The critic, Hamlin Garland, described it after a visit by saying, "To my eyes it was the most unpromising field for art, especially for the art of verse. The landscape had no hills, no lakes, no streams of any movement or beauty. Ragged fence-rows, flat and dusty roads, fields of wheat alternating with clumps of trees - these were the features of a country which to me was utterly commonplace - and yet from this dusty, drab, unpromising environment, Riley had been able to draw the honey of woodland poesy, a sweet in which a native fragrance as of basswood and buckwheat bloom mingled with hints of an English meadow and the tang of a Canada thistle."
Riley's father, being a frontier politician and lawyer, named his son after an Indiana governor, James Whitcomb. Riley's mother was, of course, a homemaker, and she also wrote poetry. Riley had a difficult time academically, but possessed a talent for language, especially that of his own people. His father wanted him to become a lawyer, but Riley did not apply himself to law. For a time he traveled the American Midwest as a sign painter. He also traveled with a medicine salesman, and drew crowds by playing songs and performing impersonations of people he had met in his travels.

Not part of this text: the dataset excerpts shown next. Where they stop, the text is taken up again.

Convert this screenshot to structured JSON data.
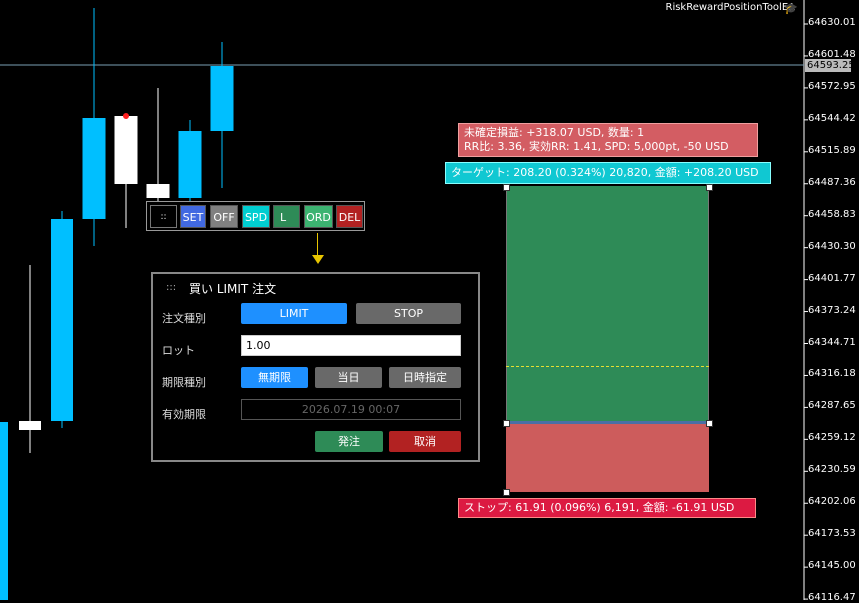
{
  "ea_name": "RiskRewardPositionToolEA",
  "price_axis": {
    "labels": [
      "64630.01",
      "64601.48",
      "64572.95",
      "64544.42",
      "64515.89",
      "64487.36",
      "64458.83",
      "64430.30",
      "64401.77",
      "64373.24",
      "64344.71",
      "64316.18",
      "64287.65",
      "64259.12",
      "64230.59",
      "64202.06",
      "64173.53",
      "64145.00",
      "64116.47"
    ],
    "current_price": "64593.25"
  },
  "toolbar": {
    "grip": "::",
    "set": "SET",
    "off": "OFF",
    "spd": "SPD",
    "l": "L",
    "ord": "ORD",
    "del": "DEL"
  },
  "dialog": {
    "grip": ":::",
    "title": "買い LIMIT 注文",
    "order_type_label": "注文種別",
    "limit_button": "LIMIT",
    "stop_button": "STOP",
    "lot_label": "ロット",
    "lot_value": "1.00",
    "expiry_type_label": "期限種別",
    "no_expiry_button": "無期限",
    "today_button": "当日",
    "datetime_button": "日時指定",
    "expiry_label": "有効期限",
    "expiry_value": "2026.07.19 00:07",
    "send_button": "発注",
    "cancel_button": "取消"
  },
  "overlay": {
    "info_line1": "未確定損益: +318.07 USD, 数量: 1",
    "info_line2": "RR比: 3.36, 実効RR: 1.41, SPD: 5,000pt, -50 USD",
    "target_text": "ターゲット: 208.20 (0.324%) 20,820, 金額: +208.20 USD",
    "stop_text": "ストップ: 61.91 (0.096%) 6,191, 金額: -61.91 USD"
  },
  "colors": {
    "candle_bull": "#00bfff",
    "candle_bear": "#ffffff",
    "profit_zone": "#2e8b57",
    "loss_zone": "#cd5c5c",
    "set_button": "#4169e1",
    "spd_button": "#00ced1",
    "ord_button": "#3cb371",
    "del_button": "#b22222",
    "limit_active": "#1e90ff"
  }
}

Riley's childhood and home were also great influences on him. His most famous poems were about people and situations from his real life. His poems, "The Raggedy Man," and "Little Orphant Annie," are about a hired hand and an orphan girl who helped on the family farm. The farmhand and Annie told the local children stories that Riley immortalized in his work. His poems, though of epic proportion in many senses, told of everyday things.